Como sabemos, os exemplos dessas políticas regressivas são inúmeros, algumas repetidas insistentemente, como a presente nova tentativa de se taxar o livro em 12% proposto pelo ministro da economia. O argumento de que quem compra livro é rico e aos pobres o governo provê, é contrariado pelas pesquisas, como a última Retratos da Leitura no Brasil, que explicita com dados recolhidos pelo Ibope Inteligência: a maior parte dos leitores brasileiros se concentra na classe C, sendo que as classes D e E apresentam números expressivos. Resumidamente, 4% dos leitores de livros pertencem à classe A, 26% integram a classe B, 49% fazem parte da classe C e 21% estão nas classes D e E. O objetivo principal dessa iniciativa já foi sobejamente denunciado: cumprir agenda ideológica de extrema direita ao dificultar ao máximo o acesso aos livros e infringir danos permanentes à indústria livreira independente, já que os principais prejudicados serão os pequenos e médios editores e as pequenas e médias livrarias. Cardápio perfeito para a “elite branca”, como denominou antologicamente Cláudio Lembo, que cumpre a agenda separatista entre seus pares fundamentalistas, preservadores de privilégios ameaçados pelos “leões” que, cada vez mais, se sentam às suas portas.

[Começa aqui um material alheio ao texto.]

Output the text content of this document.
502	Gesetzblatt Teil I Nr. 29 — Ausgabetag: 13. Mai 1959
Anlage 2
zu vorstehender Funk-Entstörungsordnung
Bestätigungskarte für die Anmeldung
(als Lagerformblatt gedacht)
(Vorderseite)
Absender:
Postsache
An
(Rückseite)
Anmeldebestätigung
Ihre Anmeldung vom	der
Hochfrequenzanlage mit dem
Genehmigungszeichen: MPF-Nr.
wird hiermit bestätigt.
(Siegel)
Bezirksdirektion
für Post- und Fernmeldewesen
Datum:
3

Se a complexidade do mundo globalizado é árdua para o entendimento, se não há soluções simples capazes de resolver problemas complexos, por outro lado já sabemos algumas respostas fundamentais. Uma delas é a potencialidade, a força transformadora das ações que educam para a autonomia e a liberdade de pensamento e questionamento. Ações que possuem entre suas principais fortalezas, a leitura.

Bauman termina seu artigo com um elogio à prática de uma educação voltada para o diálogo. Para nós, milhares de militantes pela formação leitora, diversos em seus muitos nichos do livro, da leitura, da literatura e das bibliotecas, já soubemos em passado recente praticar a arte do diálogo, baseado na escuta e no objetivo maior de fazer o Brasil produzir uma Política de Estado para a formação de leitores. Construímos o Plano Nacional do Livro e Leitura e observamos os seus desdobramentos ainda em curso nos Estados e nos Municípios. E conquistamos a lei 13.696/2018 que nos legou a Política Nacional de Leitura e Escrita, obviamente engavetada pelo desgoverno presente.

É hora desse diálogo despertar novamente, e junto das outras forças progressistas, reivindicar com força o direito à leitura para todos, contribuindo para a educação democrática e laica que, sabemos, é imprescindível. Já trilhamos e sabemos o caminho, às lideranças caberá o chamado unificador.

José Castilho

É doutor em Filosofia/USP, docente na FCL-Unesp, editor, gestor público e escritor. Consultor internacional na JCastilho – Gestão&Projetos. Dirigiu a Editora Unesp, a Biblioteca Pública Mário de Andrade (São Paulo) e foi secretário executivo do Plano Nacional do Livro e Leitura (MinC e MEC).